U.S. hedge fund looking for buyer for its $2-billion stake in Telus |
Date: Wednesday, June 6, 2012
Author: Boyd Erman and Rita Trichur, The Globe and Mail
The U.S. hedge fund that battled Telus Corp. is shopping its almost 19-per-cent voting stake in the firm to global telecom companies interested in getting a head start should Canadian foreign-ownership rules be relaxed.
Mason Capital Management LLC has hired Blackstone Group LP to seek a buyer for the $2-billion stake, said a person familiar with the situation.
Blackstone bankers are said to have contacted as many as 30 parties around the world who might be interested in the block, including other investment companies, as well as strategic buyers already in the telephone business. The process began in mid-May.
Mason has been vague in public statements about its plan for the Telus shares. The firm has said that it might choose to stick around as a longer-term Telus shareholder. Jonathan Gasthalter, a spokesman for Mason, declined to comment Tuesday.
Any foreign telecom company that buys the Mason stock might have to wait some time to get its hands on more of Vancouver-based Telus. The news that Mason is interested in selling comes as federal Industry Minister Christian Paradis said liberalization of ownership rules on Canada’s largest telecom companies will not happen any time soon.
“We will need to hold public hearings and this is not in the cards for now,” he said on Tuesday.
New York-based Mason accumulated the block of Telus voting stock as part of a strategy to profit from opposing Telus’s planned collapse of its dual-share structure on a one-for-one basis.
After successfully blocking the Telus plan last month, it was not clear what Mason would do next. Buying up almost one-fifth of one class of shares in a company is hard enough on the sly; disposing of that much stock in the open market is even more difficult. Finding a taker for the whole block could solve that problem, and a buyer eyeing a takeover of all of Telus down the road might be willing to pay top dollar.
Telus is an advocate of lowering the restrictions on foreign ownership, with chief financial officer Robert McFarlane saying at a telecom summit on Tuesday that Canada should be “liberalizing foreign ownership restrictions for all carriers regardless of size.”
Buying the almost 33 million voting shares held by Mason would not necessarily give a would-be acquirer as big a head start on a Telus purchase as it might appear.
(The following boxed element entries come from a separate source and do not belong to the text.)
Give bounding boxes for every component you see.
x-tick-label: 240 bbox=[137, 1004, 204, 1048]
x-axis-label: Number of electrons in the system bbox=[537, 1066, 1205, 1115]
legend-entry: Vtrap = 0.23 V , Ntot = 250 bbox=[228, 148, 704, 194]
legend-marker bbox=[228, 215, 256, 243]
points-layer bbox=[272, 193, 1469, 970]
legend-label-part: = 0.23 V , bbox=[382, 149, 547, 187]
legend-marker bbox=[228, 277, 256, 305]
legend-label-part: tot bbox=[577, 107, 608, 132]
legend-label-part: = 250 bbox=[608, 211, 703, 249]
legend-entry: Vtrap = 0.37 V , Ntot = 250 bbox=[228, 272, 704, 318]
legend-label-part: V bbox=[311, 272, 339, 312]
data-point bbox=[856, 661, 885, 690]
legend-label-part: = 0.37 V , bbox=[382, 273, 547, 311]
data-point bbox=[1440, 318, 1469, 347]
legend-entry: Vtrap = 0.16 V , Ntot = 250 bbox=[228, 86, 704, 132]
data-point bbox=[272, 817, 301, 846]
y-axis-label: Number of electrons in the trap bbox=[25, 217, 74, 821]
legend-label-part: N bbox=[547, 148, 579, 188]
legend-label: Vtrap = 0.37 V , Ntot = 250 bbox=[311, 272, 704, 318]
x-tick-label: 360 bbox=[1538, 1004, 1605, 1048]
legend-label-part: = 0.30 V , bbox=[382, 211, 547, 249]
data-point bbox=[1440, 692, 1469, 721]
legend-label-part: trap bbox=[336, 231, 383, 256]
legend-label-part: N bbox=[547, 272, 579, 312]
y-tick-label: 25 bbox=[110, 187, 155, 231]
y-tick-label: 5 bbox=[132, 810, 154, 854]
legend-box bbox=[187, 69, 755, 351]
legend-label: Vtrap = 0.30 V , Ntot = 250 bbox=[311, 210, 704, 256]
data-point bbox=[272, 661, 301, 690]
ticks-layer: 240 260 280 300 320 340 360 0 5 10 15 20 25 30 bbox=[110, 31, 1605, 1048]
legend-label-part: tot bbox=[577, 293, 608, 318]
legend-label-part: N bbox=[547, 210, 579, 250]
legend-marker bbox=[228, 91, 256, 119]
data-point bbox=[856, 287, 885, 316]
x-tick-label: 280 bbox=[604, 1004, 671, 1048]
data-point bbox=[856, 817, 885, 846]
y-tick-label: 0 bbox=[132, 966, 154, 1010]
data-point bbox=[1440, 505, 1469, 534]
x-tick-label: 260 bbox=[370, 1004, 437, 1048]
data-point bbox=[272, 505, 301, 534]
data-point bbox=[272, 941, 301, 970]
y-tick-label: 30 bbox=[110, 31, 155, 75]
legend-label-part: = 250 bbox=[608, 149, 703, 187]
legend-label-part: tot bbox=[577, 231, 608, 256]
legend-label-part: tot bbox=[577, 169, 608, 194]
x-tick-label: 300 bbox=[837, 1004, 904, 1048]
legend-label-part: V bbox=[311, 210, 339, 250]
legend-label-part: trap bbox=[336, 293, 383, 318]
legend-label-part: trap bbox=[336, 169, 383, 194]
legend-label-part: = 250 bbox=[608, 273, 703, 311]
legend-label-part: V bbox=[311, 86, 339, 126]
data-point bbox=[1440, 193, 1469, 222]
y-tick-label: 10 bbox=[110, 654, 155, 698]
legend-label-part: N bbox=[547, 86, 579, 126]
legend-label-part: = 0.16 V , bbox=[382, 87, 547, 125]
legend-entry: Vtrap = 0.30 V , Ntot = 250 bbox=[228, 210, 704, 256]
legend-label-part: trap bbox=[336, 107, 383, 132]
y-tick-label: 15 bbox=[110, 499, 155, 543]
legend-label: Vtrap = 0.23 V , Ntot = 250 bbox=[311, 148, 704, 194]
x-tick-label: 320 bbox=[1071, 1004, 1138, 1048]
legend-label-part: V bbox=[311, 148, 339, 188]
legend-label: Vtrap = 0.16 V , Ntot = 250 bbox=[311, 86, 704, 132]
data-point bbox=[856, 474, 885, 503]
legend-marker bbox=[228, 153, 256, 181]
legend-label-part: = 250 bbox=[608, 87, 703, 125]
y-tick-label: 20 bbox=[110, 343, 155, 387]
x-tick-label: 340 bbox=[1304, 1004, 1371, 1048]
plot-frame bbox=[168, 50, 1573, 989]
Telus’s dual-class structure is designed to collapse automatically, with non-voting stock becoming voting stock on a one-for-one basis, should foreign-ownership limits be eliminated. That would dilute the influence of the Mason stock significantly.
The dual-class share structure that Mason fought to preserve is a relic of a time when Telus was owned in part by a large foreign phone company. New York-based Verizon Communications owned a large chunk of Telus and the non-voting shares were created in 1999 to deal with that.
Earlier this year, Telus wanted to eliminate the structure by converting all non-voting shares into voting shares on a one-for-one basis. Most Telus shareholders, aside from Mason, supported the plan. However Mason’s stake was big enough to raise the threat of the proposal failing, and Telus backed down on May 9.
“Regardless of what Mason Capital chooses to do with their holdings, Telus remains committed to achieving a 1:1 conversion of our non-voting shares in due course,” Telus spokesman Shawn Hall said in an e-mail.
The fight over Telus’s proposed share-class collapse raised questions about so-called “empty voting,” because Mason had hedged its position so its exposure to the ups and downs of Telus’s stock price was much less than its stake in the voting shares would suggest. Regulators are examining the issue.